Buenos Aires Province Security Minister Cristian Ritondo announced today the provincial government plans to “eradicate all trapitos and policemen who are part of those illegal circuits.” The initiative comes up after news of a 26-year old man getting violently punched by a trapito for refusing to pay to have his car
not vandalized “looked after” made national headlines.
Trapitos, from the word trapo meaning “cleaning rag,” are people who offer to help you park your car on the street for a small (and sometimes not so small) fee, which is illegal. Trapitos often work as part of larger networks. For example, in sporting events, they work for leaders of different Barra bravas, hooligans, who are the ones who really end up profiting from the illegal activity.
Ritondo went on to highlight the need to sanction a provincial law — or at least establish a unified criteria in all of the province’s 135 districts — that puts an end to the activity and said he intends on talking to the mayors since there are some that allow and even regulate trapitos’ activity.
Moreover, he explained that two bills have already been sent to the provincial Congress but have yet to be debated.
To enforce this, the minister said he’s planning on using the “zero trapitos” policy carried out by the city of Pinamar’s Mayor Martín Yeza (you know, that guy who live-tweeted the precarious state in which he found the district property when he took office) and extending it to the entire province.
Anoche detuvimos 9 trapitos en zona de boliches que tenían pedido de captura. Fruto del trabajo con la policía.
— Martín Yeza (@martinyeza) enero 26, 2016
“Yesterday we arrested nine trapitos who had warrants out for their arrest in the area surrounding nightclubs.”
The situation is not new nor does it only apply to Buenos Aires Province, as the City of Buenos Aires has also failed to tackle the trapitos issue. During his time as Buenos Aires City lawmaker, Ritondo sponsored a bill to prohibit trapitos, but the initiative never saw the light of day. In fact, during last year’s presidential debate between now President Mauricio Macri and then-candidate Daniel Scioli, Scioli called out Macri on his inability to get rid of trapitos during his time as Buenos Aires City Mayor. “If you still haven’t been able to solve the issue of trapitos, do you really thing the people will believe that you can solve the drug trafficking problem?” Scioli said back then.

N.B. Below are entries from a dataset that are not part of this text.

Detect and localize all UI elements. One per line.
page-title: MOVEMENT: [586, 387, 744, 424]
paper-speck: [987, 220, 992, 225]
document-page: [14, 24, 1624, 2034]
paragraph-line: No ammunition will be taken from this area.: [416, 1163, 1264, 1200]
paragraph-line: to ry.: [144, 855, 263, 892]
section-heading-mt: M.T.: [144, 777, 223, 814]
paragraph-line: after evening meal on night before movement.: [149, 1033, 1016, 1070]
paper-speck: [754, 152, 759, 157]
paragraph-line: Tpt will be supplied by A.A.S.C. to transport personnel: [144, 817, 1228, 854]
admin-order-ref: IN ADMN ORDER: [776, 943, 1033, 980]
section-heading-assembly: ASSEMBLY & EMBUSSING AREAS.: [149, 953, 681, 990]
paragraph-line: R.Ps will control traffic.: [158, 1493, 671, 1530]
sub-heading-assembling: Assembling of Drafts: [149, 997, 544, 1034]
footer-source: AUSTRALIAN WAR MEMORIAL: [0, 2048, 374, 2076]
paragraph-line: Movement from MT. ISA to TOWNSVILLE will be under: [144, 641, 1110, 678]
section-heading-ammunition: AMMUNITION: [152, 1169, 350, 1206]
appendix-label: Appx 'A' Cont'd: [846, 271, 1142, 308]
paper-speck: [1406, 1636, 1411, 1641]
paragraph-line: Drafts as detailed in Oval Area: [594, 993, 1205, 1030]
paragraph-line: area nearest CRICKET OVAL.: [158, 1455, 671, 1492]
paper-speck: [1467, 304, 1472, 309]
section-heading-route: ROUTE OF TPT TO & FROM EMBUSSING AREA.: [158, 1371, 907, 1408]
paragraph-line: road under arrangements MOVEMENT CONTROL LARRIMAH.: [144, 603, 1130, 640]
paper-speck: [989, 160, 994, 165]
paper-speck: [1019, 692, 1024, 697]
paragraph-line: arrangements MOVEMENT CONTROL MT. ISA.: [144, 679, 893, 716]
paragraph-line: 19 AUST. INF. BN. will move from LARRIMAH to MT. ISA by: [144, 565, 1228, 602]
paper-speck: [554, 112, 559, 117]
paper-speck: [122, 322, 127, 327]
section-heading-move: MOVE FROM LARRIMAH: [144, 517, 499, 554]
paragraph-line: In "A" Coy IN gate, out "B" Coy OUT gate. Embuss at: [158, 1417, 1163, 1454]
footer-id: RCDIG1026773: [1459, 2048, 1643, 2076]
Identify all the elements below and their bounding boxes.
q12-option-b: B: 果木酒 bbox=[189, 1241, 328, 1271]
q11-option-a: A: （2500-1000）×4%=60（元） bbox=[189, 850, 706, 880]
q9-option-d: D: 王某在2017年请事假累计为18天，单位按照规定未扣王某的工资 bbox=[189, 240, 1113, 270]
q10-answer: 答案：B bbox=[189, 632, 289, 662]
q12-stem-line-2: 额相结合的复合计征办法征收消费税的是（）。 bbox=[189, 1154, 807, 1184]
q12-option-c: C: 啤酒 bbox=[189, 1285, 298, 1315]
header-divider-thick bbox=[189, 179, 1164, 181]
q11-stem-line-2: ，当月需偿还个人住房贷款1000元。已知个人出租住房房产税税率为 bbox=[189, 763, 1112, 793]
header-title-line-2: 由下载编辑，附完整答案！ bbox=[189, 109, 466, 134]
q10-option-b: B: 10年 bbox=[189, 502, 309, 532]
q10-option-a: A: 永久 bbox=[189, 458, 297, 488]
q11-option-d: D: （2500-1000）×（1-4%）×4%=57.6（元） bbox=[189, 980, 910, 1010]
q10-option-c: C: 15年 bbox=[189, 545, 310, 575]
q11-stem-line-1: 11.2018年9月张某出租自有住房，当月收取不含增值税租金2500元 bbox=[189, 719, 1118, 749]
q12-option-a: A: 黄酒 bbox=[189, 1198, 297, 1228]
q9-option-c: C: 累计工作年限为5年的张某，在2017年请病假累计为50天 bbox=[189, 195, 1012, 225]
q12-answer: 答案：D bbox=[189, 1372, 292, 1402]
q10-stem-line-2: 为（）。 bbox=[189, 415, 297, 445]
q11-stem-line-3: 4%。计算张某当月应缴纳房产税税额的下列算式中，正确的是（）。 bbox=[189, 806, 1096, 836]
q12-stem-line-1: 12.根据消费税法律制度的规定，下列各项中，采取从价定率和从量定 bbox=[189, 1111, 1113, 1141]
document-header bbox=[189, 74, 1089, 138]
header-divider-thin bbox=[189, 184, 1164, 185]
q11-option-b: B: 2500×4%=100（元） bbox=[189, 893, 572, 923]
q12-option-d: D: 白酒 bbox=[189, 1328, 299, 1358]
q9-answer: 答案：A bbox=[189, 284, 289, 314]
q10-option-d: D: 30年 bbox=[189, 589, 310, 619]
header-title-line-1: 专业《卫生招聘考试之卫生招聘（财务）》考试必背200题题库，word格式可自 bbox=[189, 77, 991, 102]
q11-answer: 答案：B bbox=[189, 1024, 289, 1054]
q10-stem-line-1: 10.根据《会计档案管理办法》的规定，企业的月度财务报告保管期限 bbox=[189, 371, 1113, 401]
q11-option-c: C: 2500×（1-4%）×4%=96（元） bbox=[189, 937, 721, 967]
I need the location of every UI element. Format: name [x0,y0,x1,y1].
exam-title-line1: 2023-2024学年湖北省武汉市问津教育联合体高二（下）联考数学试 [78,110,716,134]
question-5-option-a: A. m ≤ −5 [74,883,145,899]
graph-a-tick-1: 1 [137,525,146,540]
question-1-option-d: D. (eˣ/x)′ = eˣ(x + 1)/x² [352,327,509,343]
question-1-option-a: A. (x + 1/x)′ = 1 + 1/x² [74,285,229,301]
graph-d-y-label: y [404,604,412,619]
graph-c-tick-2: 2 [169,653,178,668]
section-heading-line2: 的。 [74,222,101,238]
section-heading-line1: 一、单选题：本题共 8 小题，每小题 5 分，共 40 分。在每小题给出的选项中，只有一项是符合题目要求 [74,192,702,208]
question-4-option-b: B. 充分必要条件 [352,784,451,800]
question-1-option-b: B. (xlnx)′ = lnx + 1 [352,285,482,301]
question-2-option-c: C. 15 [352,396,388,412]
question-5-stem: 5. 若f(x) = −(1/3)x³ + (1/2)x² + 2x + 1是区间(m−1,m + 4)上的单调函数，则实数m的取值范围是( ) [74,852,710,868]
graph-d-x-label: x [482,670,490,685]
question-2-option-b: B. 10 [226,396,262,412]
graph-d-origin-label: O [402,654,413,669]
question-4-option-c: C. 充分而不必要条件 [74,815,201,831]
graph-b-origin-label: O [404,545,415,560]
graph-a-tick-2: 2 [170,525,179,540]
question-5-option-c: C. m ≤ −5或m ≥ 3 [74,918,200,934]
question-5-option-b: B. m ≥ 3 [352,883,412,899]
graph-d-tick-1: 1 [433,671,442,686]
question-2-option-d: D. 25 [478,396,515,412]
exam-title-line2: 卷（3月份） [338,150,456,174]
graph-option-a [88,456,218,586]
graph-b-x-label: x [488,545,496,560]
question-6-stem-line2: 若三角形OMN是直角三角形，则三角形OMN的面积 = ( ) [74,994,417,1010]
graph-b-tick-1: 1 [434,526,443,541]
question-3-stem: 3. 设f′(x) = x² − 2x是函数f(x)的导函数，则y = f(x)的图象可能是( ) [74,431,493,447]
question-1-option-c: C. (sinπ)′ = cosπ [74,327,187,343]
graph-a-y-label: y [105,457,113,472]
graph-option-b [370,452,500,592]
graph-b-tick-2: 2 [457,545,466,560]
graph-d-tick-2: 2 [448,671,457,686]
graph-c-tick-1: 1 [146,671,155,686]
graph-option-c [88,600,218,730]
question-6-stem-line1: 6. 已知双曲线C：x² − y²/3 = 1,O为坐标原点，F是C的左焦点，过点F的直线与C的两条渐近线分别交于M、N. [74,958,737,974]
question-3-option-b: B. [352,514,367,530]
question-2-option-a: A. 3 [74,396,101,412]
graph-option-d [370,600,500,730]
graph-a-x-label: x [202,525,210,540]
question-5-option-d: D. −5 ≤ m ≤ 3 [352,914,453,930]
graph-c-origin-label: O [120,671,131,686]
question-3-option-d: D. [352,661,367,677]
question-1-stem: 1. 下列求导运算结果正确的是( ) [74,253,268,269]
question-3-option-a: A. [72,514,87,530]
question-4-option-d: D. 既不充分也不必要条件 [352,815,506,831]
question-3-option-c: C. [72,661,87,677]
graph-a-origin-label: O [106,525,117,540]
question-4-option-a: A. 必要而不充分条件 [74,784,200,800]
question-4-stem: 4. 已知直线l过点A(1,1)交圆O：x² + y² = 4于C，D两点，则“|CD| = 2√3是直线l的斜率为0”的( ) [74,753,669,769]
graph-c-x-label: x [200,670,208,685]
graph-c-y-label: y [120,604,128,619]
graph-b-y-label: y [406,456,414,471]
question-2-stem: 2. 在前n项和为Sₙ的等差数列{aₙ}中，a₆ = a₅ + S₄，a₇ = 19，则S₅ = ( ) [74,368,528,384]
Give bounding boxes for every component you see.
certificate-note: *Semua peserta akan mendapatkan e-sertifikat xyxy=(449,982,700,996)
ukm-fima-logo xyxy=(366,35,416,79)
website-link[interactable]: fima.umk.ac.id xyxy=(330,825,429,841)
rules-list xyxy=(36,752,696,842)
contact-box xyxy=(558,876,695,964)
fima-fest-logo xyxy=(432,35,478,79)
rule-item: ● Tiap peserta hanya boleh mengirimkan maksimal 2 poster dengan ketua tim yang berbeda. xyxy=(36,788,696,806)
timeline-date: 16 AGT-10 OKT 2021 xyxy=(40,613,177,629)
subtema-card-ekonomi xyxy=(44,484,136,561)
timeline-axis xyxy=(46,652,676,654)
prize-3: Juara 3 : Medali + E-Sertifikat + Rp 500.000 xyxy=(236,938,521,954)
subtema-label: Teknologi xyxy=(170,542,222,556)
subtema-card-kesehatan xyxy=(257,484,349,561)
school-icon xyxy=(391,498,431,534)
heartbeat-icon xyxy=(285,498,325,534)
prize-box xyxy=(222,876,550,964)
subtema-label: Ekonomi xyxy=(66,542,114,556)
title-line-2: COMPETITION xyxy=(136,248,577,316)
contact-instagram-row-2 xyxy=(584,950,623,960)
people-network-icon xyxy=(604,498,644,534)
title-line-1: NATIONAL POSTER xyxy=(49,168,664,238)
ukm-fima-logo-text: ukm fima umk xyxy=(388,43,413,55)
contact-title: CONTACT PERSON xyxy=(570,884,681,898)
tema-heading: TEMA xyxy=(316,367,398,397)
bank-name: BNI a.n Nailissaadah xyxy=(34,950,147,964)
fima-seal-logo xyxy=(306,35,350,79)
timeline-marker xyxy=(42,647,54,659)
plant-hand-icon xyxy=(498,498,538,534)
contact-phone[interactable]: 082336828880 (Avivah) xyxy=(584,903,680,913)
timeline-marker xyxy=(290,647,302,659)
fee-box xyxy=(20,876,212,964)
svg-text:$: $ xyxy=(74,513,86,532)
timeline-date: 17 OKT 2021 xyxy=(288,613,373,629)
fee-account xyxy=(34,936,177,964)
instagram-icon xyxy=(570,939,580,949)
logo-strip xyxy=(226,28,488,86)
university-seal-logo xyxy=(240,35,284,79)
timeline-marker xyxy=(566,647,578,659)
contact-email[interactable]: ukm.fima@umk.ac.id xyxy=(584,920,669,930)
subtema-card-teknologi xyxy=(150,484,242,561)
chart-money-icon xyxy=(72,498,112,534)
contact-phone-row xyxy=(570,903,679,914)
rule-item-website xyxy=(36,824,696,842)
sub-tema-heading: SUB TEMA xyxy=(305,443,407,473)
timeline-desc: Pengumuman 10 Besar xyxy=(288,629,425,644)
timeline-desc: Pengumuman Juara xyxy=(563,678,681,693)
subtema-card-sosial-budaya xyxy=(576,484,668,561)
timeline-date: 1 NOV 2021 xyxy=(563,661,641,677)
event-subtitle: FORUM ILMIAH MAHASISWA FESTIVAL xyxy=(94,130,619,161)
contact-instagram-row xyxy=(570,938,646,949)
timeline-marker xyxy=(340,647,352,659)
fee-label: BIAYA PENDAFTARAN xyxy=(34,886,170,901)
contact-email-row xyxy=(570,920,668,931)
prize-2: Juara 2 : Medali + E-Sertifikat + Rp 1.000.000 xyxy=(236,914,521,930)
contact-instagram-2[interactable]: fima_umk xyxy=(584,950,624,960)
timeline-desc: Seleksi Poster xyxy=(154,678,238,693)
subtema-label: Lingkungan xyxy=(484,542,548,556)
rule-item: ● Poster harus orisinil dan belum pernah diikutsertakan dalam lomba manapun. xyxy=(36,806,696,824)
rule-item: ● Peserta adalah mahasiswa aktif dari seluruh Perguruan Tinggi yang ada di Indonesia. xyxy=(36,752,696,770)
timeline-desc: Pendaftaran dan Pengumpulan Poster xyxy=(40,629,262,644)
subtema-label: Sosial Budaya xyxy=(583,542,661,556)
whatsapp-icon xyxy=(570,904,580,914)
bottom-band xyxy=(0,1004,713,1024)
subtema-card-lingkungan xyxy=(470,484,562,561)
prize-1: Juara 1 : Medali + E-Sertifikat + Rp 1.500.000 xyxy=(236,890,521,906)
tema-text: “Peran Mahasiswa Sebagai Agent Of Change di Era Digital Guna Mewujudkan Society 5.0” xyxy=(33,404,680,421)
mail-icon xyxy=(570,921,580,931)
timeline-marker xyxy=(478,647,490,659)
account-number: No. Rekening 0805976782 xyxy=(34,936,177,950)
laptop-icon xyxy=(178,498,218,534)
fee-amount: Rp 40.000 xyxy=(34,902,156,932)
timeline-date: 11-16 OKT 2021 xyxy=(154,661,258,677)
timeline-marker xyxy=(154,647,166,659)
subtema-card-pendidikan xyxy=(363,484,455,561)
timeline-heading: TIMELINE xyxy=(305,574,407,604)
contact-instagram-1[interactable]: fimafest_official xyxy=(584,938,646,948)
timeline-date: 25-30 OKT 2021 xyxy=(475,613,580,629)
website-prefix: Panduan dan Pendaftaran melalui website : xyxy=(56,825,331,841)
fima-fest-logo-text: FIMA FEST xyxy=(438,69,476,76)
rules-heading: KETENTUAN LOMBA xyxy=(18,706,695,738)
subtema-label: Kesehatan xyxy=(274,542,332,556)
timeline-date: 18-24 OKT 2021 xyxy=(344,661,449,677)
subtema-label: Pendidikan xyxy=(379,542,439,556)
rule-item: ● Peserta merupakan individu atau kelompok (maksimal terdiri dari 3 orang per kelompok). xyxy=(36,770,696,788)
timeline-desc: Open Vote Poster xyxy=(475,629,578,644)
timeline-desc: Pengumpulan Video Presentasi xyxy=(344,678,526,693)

According to Clarín, a report by the City’s Prosecutors’ Office informed that 9.5 complaints about trapitos’ illegal activity were registered in the city every single day over the past year. That’s 3,464 reports in a year, for all of you math geniuses out there.
Article 79 of the City’s code of misdemeanors calls for an AR$200 to 400 fine or up to two days’ arrest for anyone who “demands a fee for the parking or the surveillance of vehicles in the public way without legal authorization.”
However, the article says, it’s extremely difficult to do anything about these complaints because it’s practically impossible to prove trapitos demanded a fee for “taking care” of your car and didn’t just ask for a tip to do so (which wouldn’t be illegal.)
Trapitos are mostly present in areas surrounding bars, clubs or wherever the nightlife is (I don’t know where the cool kids with their long hair and their rock and roll music do for fun nowadays), and especially in events that gather a lot of people like football matches and concerts. They can charge up to AR$ 50, even more for large-scale events.